This function determines if the canonical map from ambient R --> R is Golod. It does this by computing an acyclic closure of ambient R (which is a DGAlgebra), then tensors this with R, and determines if this DG Algebra has a trivial Massey operation up to a certain homological degree provided by the option GenDegreeLimit.
i1 : R = ZZ/101[a,b,c,d]/ideal{a^4+b^4+c^4+d^4} o1 = R o1 : QuotientRing |
i2 : isGolodHomomorphism(R,GenDegreeLimit=>5) o2 = true |
If R is a Golod ring, then ambient R $\rightarrow$ R is a Golod homomorphism.
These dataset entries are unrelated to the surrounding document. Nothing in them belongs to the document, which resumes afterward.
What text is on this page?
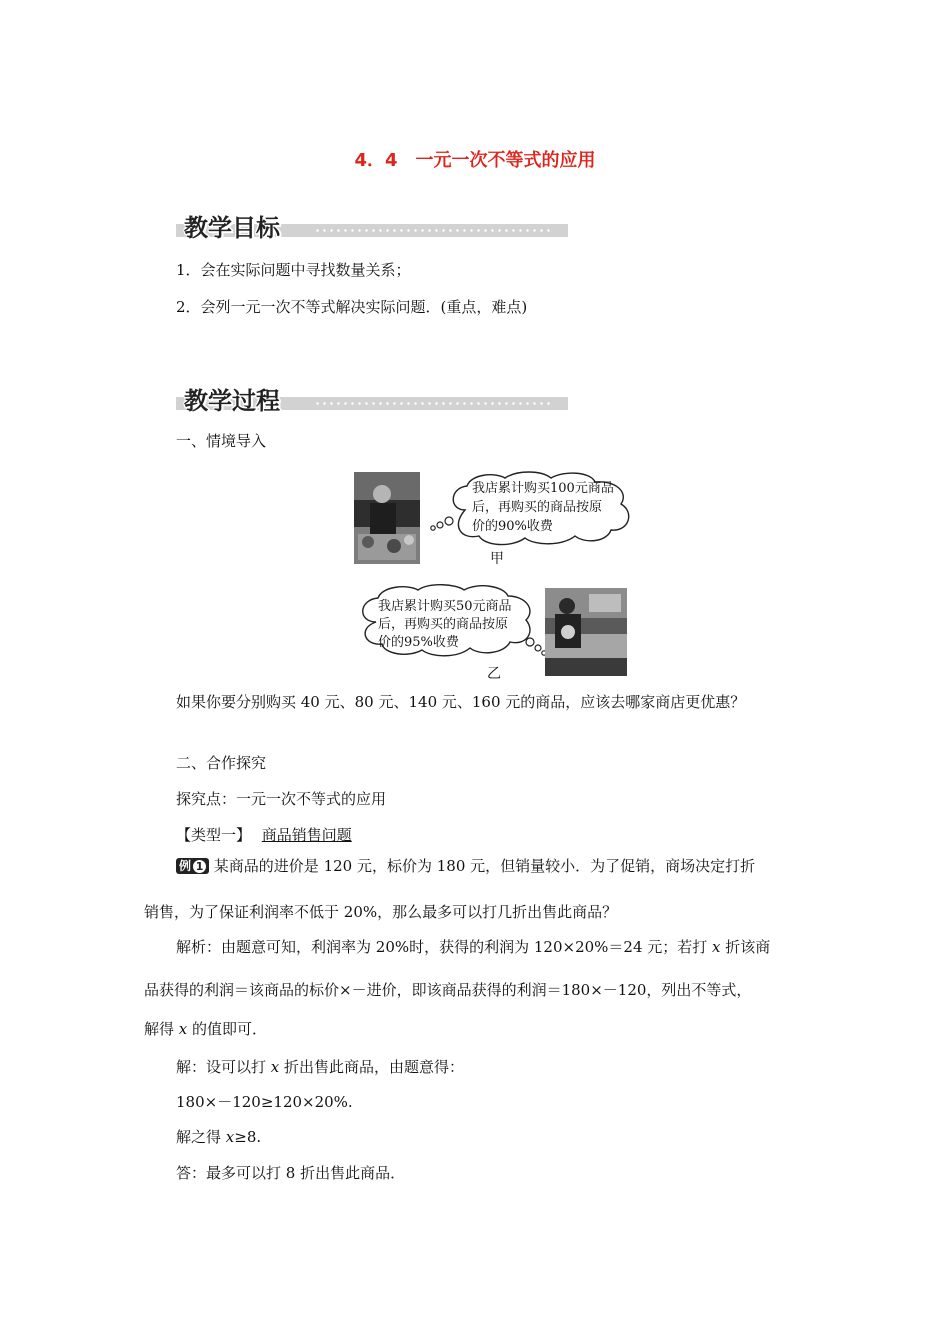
4．4　一元一次不等式的应用
教学目标
1．会在实际问题中寻找数量关系；
2．会列一元一次不等式解决实际问题．(重点，难点)
教学过程
一、情境导入
我店累计购买100元商品
后，再购买的商品按原
价的90%收费
甲
我店累计购买50元商品
后，再购买的商品按原
价的95%收费
乙
如果你要分别购买 40 元、80 元、140 元、160 元的商品，应该去哪家商店更优惠？
二、合作探究
探究点：一元一次不等式的应用
【类型一】 商品销售问题
例 1 某商品的进价是 120 元，标价为 180 元，但销量较小．为了促销，商场决定打折
销售，为了保证利润率不低于 20%，那么最多可以打几折出售此商品？
解析：由题意可知，利润率为 20%时，获得的利润为 120×20%＝24 元；若打 x 折该商
品获得的利润＝该商品的标价×－进价，即该商品获得的利润＝180×－120，列出不等式，
解得 x 的值即可．
解：设可以打 x 折出售此商品，由题意得：
180×－120≥120×20%.
解之得 x≥8.
答：最多可以打 8 折出售此商品．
i3 : Q = ZZ/101[a,b,c,d]/ideal{a^4,b^4,c^4,d^4} o3 = Q o3 : QuotientRing |
i4 : R = Q/ideal (a^3*b^3*c^3*d^3) o4 = R o4 : QuotientRing |
i5 : isGolodHomomorphism(R,GenDegreeLimit=>5,TMOLimit=>3) o5 = true |
The map from Q to R is Golod by a result of Avramov and Levin; we can only find the trivial Massey operations out to a given degree.
The object isGolodHomomorphism is a method function with options.